Up to 15,000 jobs are at risk, with the federal government resisting the company’s plea for a $1.4 billion bailout loan.
Senator Cormann says the government wants to see two airlines remain in Australia.
He believes administration can find a sustainable private-sector solution to the company’s future.
“The government is not in the business of owning an airline,” the finance minister told ABC News Breakfast on Tuesday.
“But we do want to see two airlines continue and we believe that the opportunities (are) there out of the administration process for that to happen.”
Administrators will look at ways to save the business including restructuring debt, as private equity firms circle, sparking hopes of a sale.
Labor wants Prime Minister Scott Morrison to save Virgin through extending or guaranteeing lines of credit and taking an equity stake.
Opposition Leader Anthony Albanese said not only was the government leaving 15,000 workers in the lurch, it was also posing a long term threat to the national economy by putting Australia’s two airline system at risk.
“This isn’t a market failure,” he told ABC radio.
“This is as a result of a government decision, the right decision, to shut down sections of the economy to deal with the health crisis.”

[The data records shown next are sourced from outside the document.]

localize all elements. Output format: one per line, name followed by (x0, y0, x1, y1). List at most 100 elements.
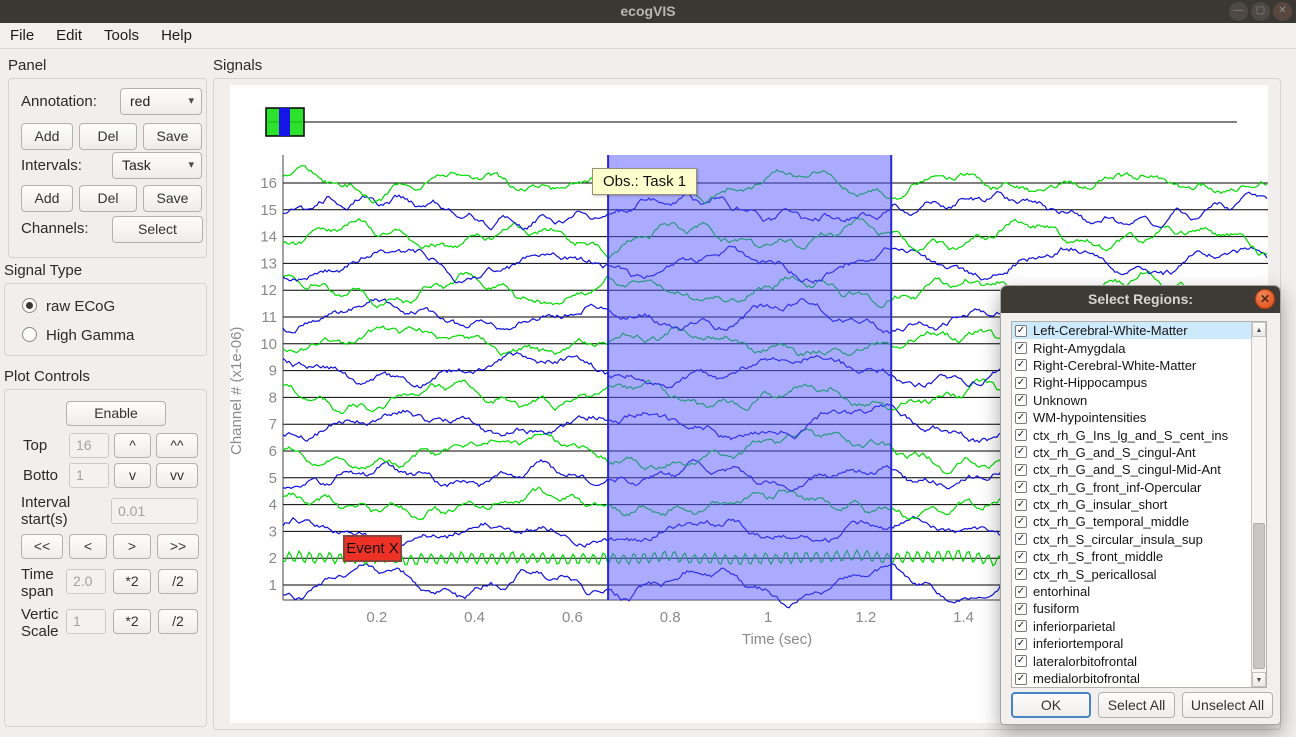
vertical-scale-input: 1 (66, 609, 106, 634)
region-checkbox[interactable]: ✓ (1015, 377, 1027, 389)
region-list-item[interactable]: ✓Left-Cerebral-White-Matter (1012, 322, 1266, 339)
high-gamma-radio[interactable] (22, 327, 37, 342)
region-label: ctx_rh_G_front_inf-Opercular (1033, 480, 1201, 495)
x-tick-label: 0.4 (464, 609, 485, 626)
dialog-title: Select Regions: (1001, 286, 1280, 313)
channel-up-button[interactable]: ^ (114, 433, 151, 458)
region-list-item[interactable]: ✓Right-Amygdala (1012, 339, 1266, 356)
menu-edit[interactable]: Edit (56, 27, 82, 44)
region-checkbox[interactable]: ✓ (1015, 446, 1027, 458)
menu-help[interactable]: Help (161, 27, 192, 44)
scroll-up-icon[interactable]: ▲ (1252, 322, 1266, 337)
region-checkbox[interactable]: ✓ (1015, 638, 1027, 650)
event-marker[interactable]: Event X (343, 535, 402, 562)
annotation-dropdown[interactable]: red ▾ (120, 88, 202, 115)
panel-group-box: Annotation: red ▾ Add Del Save Intervals… (8, 78, 207, 258)
bottom-label: Botto (23, 467, 58, 484)
intervals-del-button[interactable]: Del (79, 185, 137, 212)
region-list-item[interactable]: ✓medialorbitofrontal (1012, 670, 1266, 687)
intervals-dropdown[interactable]: Task ▾ (112, 152, 202, 179)
region-checkbox[interactable]: ✓ (1015, 655, 1027, 667)
close-icon[interactable]: ✕ (1273, 2, 1292, 21)
region-checkbox[interactable]: ✓ (1015, 499, 1027, 511)
region-list-item[interactable]: ✓ctx_rh_G_insular_short (1012, 496, 1266, 513)
region-checkbox[interactable]: ✓ (1015, 429, 1027, 441)
region-checkbox[interactable]: ✓ (1015, 325, 1027, 337)
vertical-scale-halve-button[interactable]: /2 (158, 609, 198, 634)
channels-select-button[interactable]: Select (112, 216, 203, 243)
region-list-item[interactable]: ✓ctx_rh_G_and_S_cingul-Ant (1012, 444, 1266, 461)
region-list-item[interactable]: ✓Right-Cerebral-White-Matter (1012, 357, 1266, 374)
region-list-item[interactable]: ✓ctx_rh_S_front_middle (1012, 548, 1266, 565)
plot-controls-box: Enable Top 16 ^ ^^ Botto 1 v vv Interval… (4, 389, 207, 727)
back-button[interactable]: < (69, 534, 107, 559)
overview-current-window[interactable] (279, 108, 290, 136)
region-list-item[interactable]: ✓ctx_rh_G_temporal_middle (1012, 513, 1266, 530)
region-label: fusiform (1033, 601, 1079, 616)
region-list-item[interactable]: ✓ ctx_rh_G_front_inf-Opercular (1012, 479, 1266, 496)
rewind-button[interactable]: << (21, 534, 63, 559)
scroll-down-icon[interactable]: ▼ (1252, 672, 1266, 687)
dialog-title-bar[interactable]: Select Regions: ✕ (1001, 286, 1280, 313)
region-list-item[interactable]: ✓ lateralorbitofrontal (1012, 652, 1266, 669)
region-list-item[interactable]: ✓Right-Hippocampus (1012, 374, 1266, 391)
maximize-icon[interactable]: ▢ (1251, 2, 1270, 21)
region-checkbox[interactable]: ✓ (1015, 586, 1027, 598)
region-checkbox[interactable]: ✓ (1015, 568, 1027, 580)
dialog-close-icon[interactable]: ✕ (1255, 289, 1275, 309)
y-tick-label: 9 (269, 363, 277, 380)
menu-file[interactable]: File (10, 27, 34, 44)
region-checkbox[interactable]: ✓ (1015, 551, 1027, 563)
channel-down-button[interactable]: v (114, 463, 151, 488)
region-checkbox[interactable]: ✓ (1015, 394, 1027, 406)
fast-forward-button[interactable]: >> (157, 534, 199, 559)
region-checkbox[interactable]: ✓ (1015, 603, 1027, 615)
channel-down-fast-button[interactable]: vv (156, 463, 198, 488)
interval-region[interactable] (608, 155, 891, 600)
menu-tools[interactable]: Tools (104, 27, 139, 44)
region-list-item[interactable]: ✓ fusiform (1012, 600, 1266, 617)
ok-button[interactable]: OK (1011, 692, 1091, 718)
time-span-double-button[interactable]: *2 (113, 569, 151, 594)
enable-button[interactable]: Enable (66, 401, 166, 426)
region-list-item[interactable]: ✓ctx_rh_G_Ins_lg_and_S_cent_ins (1012, 426, 1266, 443)
raw-ecog-radio[interactable] (22, 298, 37, 313)
y-tick-label: 15 (260, 202, 277, 219)
intervals-save-button[interactable]: Save (143, 185, 202, 212)
intervals-add-button[interactable]: Add (21, 185, 73, 212)
region-list-item[interactable]: ✓inferiortemporal (1012, 635, 1266, 652)
region-list-item[interactable]: ✓ctx_rh_S_circular_insula_sup (1012, 531, 1266, 548)
region-checkbox[interactable]: ✓ (1015, 533, 1027, 545)
region-list-item[interactable]: ✓inferiorparietal (1012, 618, 1266, 635)
region-checkbox[interactable]: ✓ (1015, 412, 1027, 424)
region-checkbox[interactable]: ✓ (1015, 464, 1027, 476)
region-list-item[interactable]: ✓WM-hypointensities (1012, 409, 1266, 426)
region-checkbox[interactable]: ✓ (1015, 359, 1027, 371)
region-checkbox[interactable]: ✓ (1015, 342, 1027, 354)
region-list-item[interactable]: ✓entorhinal (1012, 583, 1266, 600)
region-list-item[interactable]: ✓ctx_rh_G_and_S_cingul-Mid-Ant (1012, 461, 1266, 478)
annotation-add-button[interactable]: Add (21, 123, 73, 150)
region-label: lateralorbitofrontal (1033, 654, 1137, 669)
scrollbar-thumb[interactable] (1253, 523, 1265, 669)
region-checkbox[interactable]: ✓ (1015, 620, 1027, 632)
select-all-button[interactable]: Select All (1098, 692, 1175, 718)
top-input: 16 (69, 433, 109, 458)
minimize-icon[interactable]: — (1229, 2, 1248, 21)
region-checkbox[interactable]: ✓ (1015, 673, 1027, 685)
region-list-scrollbar[interactable]: ▲ ▼ (1251, 322, 1266, 687)
y-tick-label: 13 (260, 255, 277, 272)
title-bar: ecogVIS — ▢ ✕ (0, 0, 1296, 23)
annotation-del-button[interactable]: Del (79, 123, 137, 150)
annotation-save-button[interactable]: Save (143, 123, 202, 150)
vertical-scale-double-button[interactable]: *2 (113, 609, 151, 634)
region-list-item[interactable]: ✓ctx_rh_S_pericallosal (1012, 565, 1266, 582)
unselect-all-button[interactable]: Unselect All (1182, 692, 1273, 718)
time-span-halve-button[interactable]: /2 (158, 569, 198, 594)
channel-up-fast-button[interactable]: ^^ (156, 433, 198, 458)
forward-button[interactable]: > (113, 534, 151, 559)
region-list-item[interactable]: ✓ Unknown (1012, 392, 1266, 409)
region-checkbox[interactable]: ✓ (1015, 516, 1027, 528)
region-label: Unknown (1033, 393, 1087, 408)
region-checkbox[interactable]: ✓ (1015, 481, 1027, 493)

Mr Albanese said it was fanciful for the government to believe another airline would emerge on the market if Virgin went belly-up.
Senator Cormann said administration would offer a chance to restructure underperforming parts of the business.
“It offers the opportunity for private sector interest to come forward and buy the business or assist with the recapitalisation of the business,” he said.
“There’s a lot of opportunity from here on in to ensure that there is a viable second airline in Australia moving forward.”
He said the first responsibility to step up was with major shareholders, including Singapore Airlines, Etihad and Chinese investors.
Nationals MP David Gillespie said the government made a mistake in refusing to provide the airline with a $1.4bn loan.
“I’m disappointed that we weren’t able to support their request for help,” he told The Australian.
“We had two major airlines going into the coronavirus epidemic but it looks like we’ll have just one coming out the other side.”